Keeping hate off the agenda
This article was posted in The Jewish Advocate Online on January 7, 2008
Read Amnesty International representative Joshua Rubenstein‘s letter to the editor regarding this article and NGO Monitor’s response.
Planning for the 2009 World Conference on Racism is well underway. It is the successor to the infamous 2001 Durban conference – a shocking anti-Israel hate fest. Defenders of Israel, and anyone interested in human rights, had better pay attention.
At the Durban conference, Israel’s enemies organized a takeover in which every other item was pushed aside in favor of demonizing Israel. The strategy of Israel’s enemies – using international organizations – isn’t new, but the degree to which this was orchestrated by non-governmental organizations, mostly Palestinian, and facilitated by the biggest of them – like Amnesty International – was.
At the first Durban conference, only the United States stood with Israel as she was called a Nazi apartheid state: the two delegations walked out. One of the consequences of Durban was that the apartheid accusation exploded across the world after it had been given the UN’s seal of approval. NGOs have now taken the lead in attacking Israel at every level.

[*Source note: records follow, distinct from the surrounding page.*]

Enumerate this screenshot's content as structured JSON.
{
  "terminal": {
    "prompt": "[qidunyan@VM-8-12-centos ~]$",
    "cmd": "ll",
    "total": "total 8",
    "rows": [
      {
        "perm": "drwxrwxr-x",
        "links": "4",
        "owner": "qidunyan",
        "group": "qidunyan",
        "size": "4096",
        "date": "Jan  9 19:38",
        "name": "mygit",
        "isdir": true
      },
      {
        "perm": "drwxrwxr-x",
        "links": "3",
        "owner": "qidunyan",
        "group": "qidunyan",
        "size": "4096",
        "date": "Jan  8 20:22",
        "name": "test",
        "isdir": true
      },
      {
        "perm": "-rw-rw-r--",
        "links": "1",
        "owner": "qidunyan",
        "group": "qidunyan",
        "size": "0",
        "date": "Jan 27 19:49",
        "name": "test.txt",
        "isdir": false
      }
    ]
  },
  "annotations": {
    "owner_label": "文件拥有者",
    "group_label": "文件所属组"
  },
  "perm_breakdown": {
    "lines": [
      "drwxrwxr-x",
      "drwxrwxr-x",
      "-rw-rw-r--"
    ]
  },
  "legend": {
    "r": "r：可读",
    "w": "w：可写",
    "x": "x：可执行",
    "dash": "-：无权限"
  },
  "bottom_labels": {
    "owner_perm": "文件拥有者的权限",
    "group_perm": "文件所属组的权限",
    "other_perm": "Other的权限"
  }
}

But the backlash to Durban has also been important. The lack of transparency of NGO funding and operation has been dragged into public view, literally, for the first time. It turns out that many NGOs are not “non-governmental” at all but are partially or fully funded by governments. The European community in particular funds Palestinian NGOs dedicated simply to destroying Israel.
The U.S. Congress held hearings on how the Ford Foundation funded NGOs that orchestrated the Durban fiasco. Ford was forced to adopt guidelines against funding groups that don’t explicitly denounce terrorism. And at least some Jewish funders have not been happy with how their money has been spent. The horrendous NGO coverage of Hezbollah’s war against Israel in 2006, in which Israel was condemned for attacking terrorists but the terrorists were not criticized for firing missiles at civilians in Israel, has also not passed unnoticed.
The NGOs resent demands for openness and the increased skepticism about their virtue. They whine about negative publicity, but even they are taken aback by the absurdity of the UN process, which increasingly ignores all human rights issues in favor of attacking Israel.
This time around, the preparatory, chaired by Libya, included such human rights paragons as Cuba and Iran. Even the most cynical human rights professionals have been forced to express a tiny bit of concern about this. And as the new UN Human Rights Council has imploded – dropping investigations of abuses by China and other states in order to focus all its attention on Israel and the U.S. – even the UN Secretary General has been forced to utter some mild words of concern.
Now is the time for Jewish activists to lead a campaign pressing Amnesty International and Human Rights Watch so that the radical Palestinian agenda does not dominate the 2009 conference. Jewish donors must send a clear message to these organizations that they, and the larger human rights agenda, will suffer if Israel is targeted. Jews and others who believe in human rights must be relentless in exposing this hijacking of the human rights agenda.